Au programme de ce troisième épisode : Quand Hambourg était la « capitale » de l’émigration françaisePlaidoyer pour une démocratie activeQu’est-ce qui secoue la sociologie allemande ?De la pluralité religieuse à HambourgLes employés allemands face à « l’activation »Sans-abris et mal logés : portraits statistiquesÀ qui appartient Hambourg ?

Quand Hambourg était
la « capitale » de l’émigration française

Friedemann Pestel

Deuxième ville d’Allemagne et important centre portuaire, Hambourg est au centre des mouvements migratoires. Si l’arrivée des réfugiés syriens en 2015 en a été la dernière manifestation significative, on en trouve de nombreux autres exemples tout au long de ces derniers siècles.
C’est l’ambition d’un ouvrage collectif, Fluchtpunkt Hamburg, publié récemment aux éditions transcript et dirigé par les historiennes Johanna Meyer-Lenz et Nele Maya Fahnenbruck, de rendre compte de cette place singulière occupée par Hambourg dans l’histoire des migrations, en mobilisant différentes époques et différentes approches (historique, sociologique, journalistique…).
L’intérêt de l’ouvrage, malgré la faiblesse de certaines contributions, réside avant tout dans la mise en avant de phénomènes peu connus ou oubliés. Ainsi la plongée proposée par Friedemann Pestel dans le « petit Paris » hambourgeois de la fin du XVIIIème siècle est tout à fait passionnante.
Historien à l’Université de Fribourg, Friedemann Pestel s’intéresse dans son article aux Français en exil suite à la Révolution de 1789. « Premier phénomène explicite de migration politique d’envergure européenne et extra-européenne » selon l’auteur, ce sont en effet 150 000 personnes — soit 0,6% de la population française d’alors — qui prendront la route dans les années postrévolutionnaires et que l’on retrouvera de la Sicile à l’Inde en passant par la Suède et les États-Unis d’Amérique.
Vers le nord, Hambourg ne sera pas la première destination choisie. Mais la ville s’imposera assez vite en raison de l’apparition de conflits dans des zones plus proches de la frontière franco-allemande mais également par l’attitude des autorités, neutres politiquement et bienveillantes à l’égard des personnes.
S’il n’existe pas de statistiques précises et si les évaluations livrées par les témoins de l’époque peuvent être très divergentes, l’auteur estime que la ville de Hambourg, alors peuplée de 110 à 130 000 habitants, a accueilli environ 10 000 émigrants. En Europe, seule Londres en aurait accueilli davantage, faisant dès lors de Hambourg la « capitale [de l’émigration française] sur le continent ».
Parmi ces émigrants, arrivés sur une période s’étirant entre la Révolution et la Terreur, F. Pestel relève une forte diversité des profils sociaux. Si la noblesse et le clergé sont, en tant que catégories de population directement menacées par la Révolution française, fortement représentés parmi les « néo-hambourgeois », plus de la moitié des émigrés sont des membres du tiers état. Personnel de service, artistes ou artisans, ils suivent avant tout par loyauté, par dépendance ou dans l’espoir de nouveaux contrats.
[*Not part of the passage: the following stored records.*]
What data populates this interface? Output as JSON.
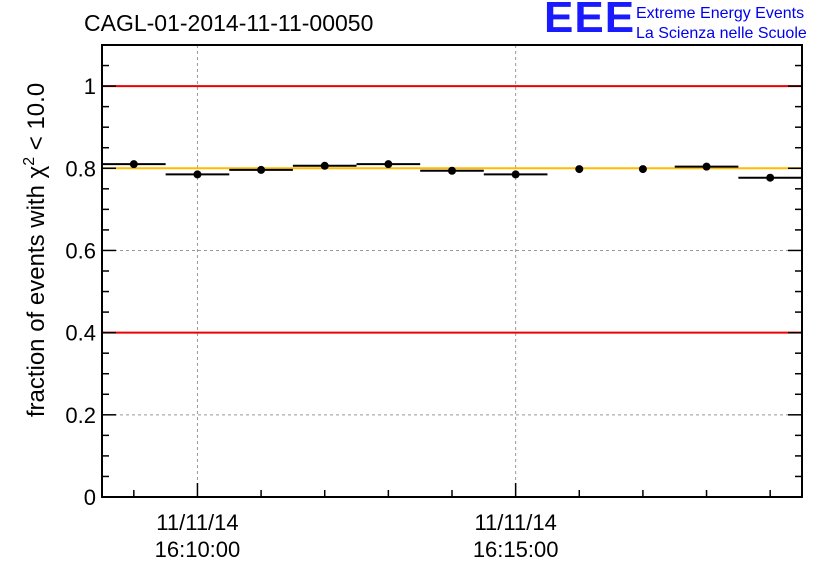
{
  "header": {
    "run_id": "CAGL-01-2014-11-11-00050",
    "logo_mark": "EEE",
    "logo_line1": "Extreme Energy Events",
    "logo_line2": "La Scienza nelle Scuole"
  },
  "chart_data": {
    "type": "scatter",
    "title": "CAGL-01-2014-11-11-00050",
    "xlabel": "",
    "ylabel": "fraction of events with χ² < 10.0",
    "ylim": [
      0,
      1.1
    ],
    "yticks": [
      0,
      0.2,
      0.4,
      0.6,
      0.8,
      1
    ],
    "ytick_labels": [
      "0",
      "0.2",
      "0.4",
      "0.6",
      "0.8",
      "1"
    ],
    "xlim_minutes": [
      -1.5,
      9.5
    ],
    "xtick_major": [
      {
        "minute": 0,
        "date": "11/11/14",
        "time": "16:10:00"
      },
      {
        "minute": 5,
        "date": "11/11/14",
        "time": "16:15:00"
      }
    ],
    "xtick_minor_minutes": [
      -1,
      1,
      2,
      3,
      4,
      6,
      7,
      8,
      9
    ],
    "points": [
      {
        "x": -1.0,
        "y": 0.81,
        "x_err": 0.5
      },
      {
        "x": 0.0,
        "y": 0.785,
        "x_err": 0.5
      },
      {
        "x": 1.0,
        "y": 0.796,
        "x_err": 0.5
      },
      {
        "x": 2.0,
        "y": 0.806,
        "x_err": 0.5
      },
      {
        "x": 3.0,
        "y": 0.81,
        "x_err": 0.5
      },
      {
        "x": 4.0,
        "y": 0.794,
        "x_err": 0.5
      },
      {
        "x": 5.0,
        "y": 0.785,
        "x_err": 0.5
      },
      {
        "x": 6.0,
        "y": 0.798,
        "x_err": 0.0
      },
      {
        "x": 7.0,
        "y": 0.798,
        "x_err": 0.0
      },
      {
        "x": 8.0,
        "y": 0.804,
        "x_err": 0.5
      },
      {
        "x": 9.0,
        "y": 0.777,
        "x_err": 0.5
      }
    ],
    "reference_lines": [
      {
        "y": 1.0,
        "color": "#ee0000"
      },
      {
        "y": 0.4,
        "color": "#ee0000"
      },
      {
        "y": 0.8,
        "color": "#ffbb00"
      }
    ],
    "grid": true,
    "legend": "none",
    "colors": {
      "points": "#000000",
      "limit_lines": "#ee0000",
      "mean_line": "#ffbb00",
      "grid": "#999999",
      "logo": "#1a1aff"
    }
  }
}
À cette diversité sociale se superpose avec les années une diversité politique : monarchistes, républicains, partisans de l’Ancien régime… autant de « cercles séparés » qui se retrouvent néanmoins occasionnellement dans des espaces communs et se mélangent à la population locale.
Petit à petit, émerge donc au cœur de la ville un « petit Paris » avec ses cafés, restaurants, fleuristes, théâtres et librairies. Au-delà de la (re)création d’un environnement familier, il s’agit pour les émigrés d’assurer leurs propres moyens de subsistance : face à une situation qui dure et à des sanctions très élevées mises en place par les autorités françaises, les perspectives d’un retour rapide au pays se réduisent et les ressources accumulées avant le départ s’amenuisent.
Ancien officier du général Dumouriez, lui-même exilé à Hambourg, César Rainville fonda ainsi un restaurant gastronomique qui allait devenir un endroit très prisé de la communauté française et de la bourgeoisie locale, Le jardin de Rainville (voir l’image d’illustration). Le portraitiste Jean Laurent Mosnier rencontra quant à lui un vif succès pendant ses quatre années de résidence au point d’exercer un « quasi monopole [dans une ville] sans véritable tradition artistique et sans lieux d’expositions mais avec un riche patriciat et de nombreux visiteurs fortunés. »
Dans le domaine des idées, Pierre François Fauche fit de Hambourg, à côte de Londres et de la Suisse, un centre éditorial reconnu en publiant biographies, ouvrages savants et politiques, couvrant un large spectre d’opinions. Il édita également plusieurs années durant Le Spectateur du Nord, un des plus importants journaux de l’émigration française, qui compta jusqu’à 500 abonnés (et qui donne son nom à notre propre publication).
Friedemann Pestel note cependant que ces quelques succès ne doivent pas occulter le fait que de nombreux émigrants, autrefois détenteurs d’un statut dans leur pays d’origine, doivent désormais vivre dans une certaine précarité et exercer, afin de ne pas perdre leur honneur, leurs nouveaux métiers sous nom d’emprunt. Par ailleurs, les relations entre Français et Allemands ne sont pas toujours faciles : caricaturés comme êtres arrogants, vaniteux et oisifs, les Français sont également rendus responsables de l’augmentation des prix des logements et de l’alimentation par la population locale. En face, les Français eux-mêmes n’hésitent pas à caricaturer une ville située aux confins de l’Europe du nord, au peuple inculte et pesant.
En 1802, l’amnistie est accordée aux émigrés qui acceptent de prêter serment au nouveau gouvernement. Si la grande majorité des Français installés à Hambourg décide alors de rentrer en France, la période française ne se clôt pas pour autant et les « transferts culturels » marqueront longuement la ville, jusqu’à aujourd’hui.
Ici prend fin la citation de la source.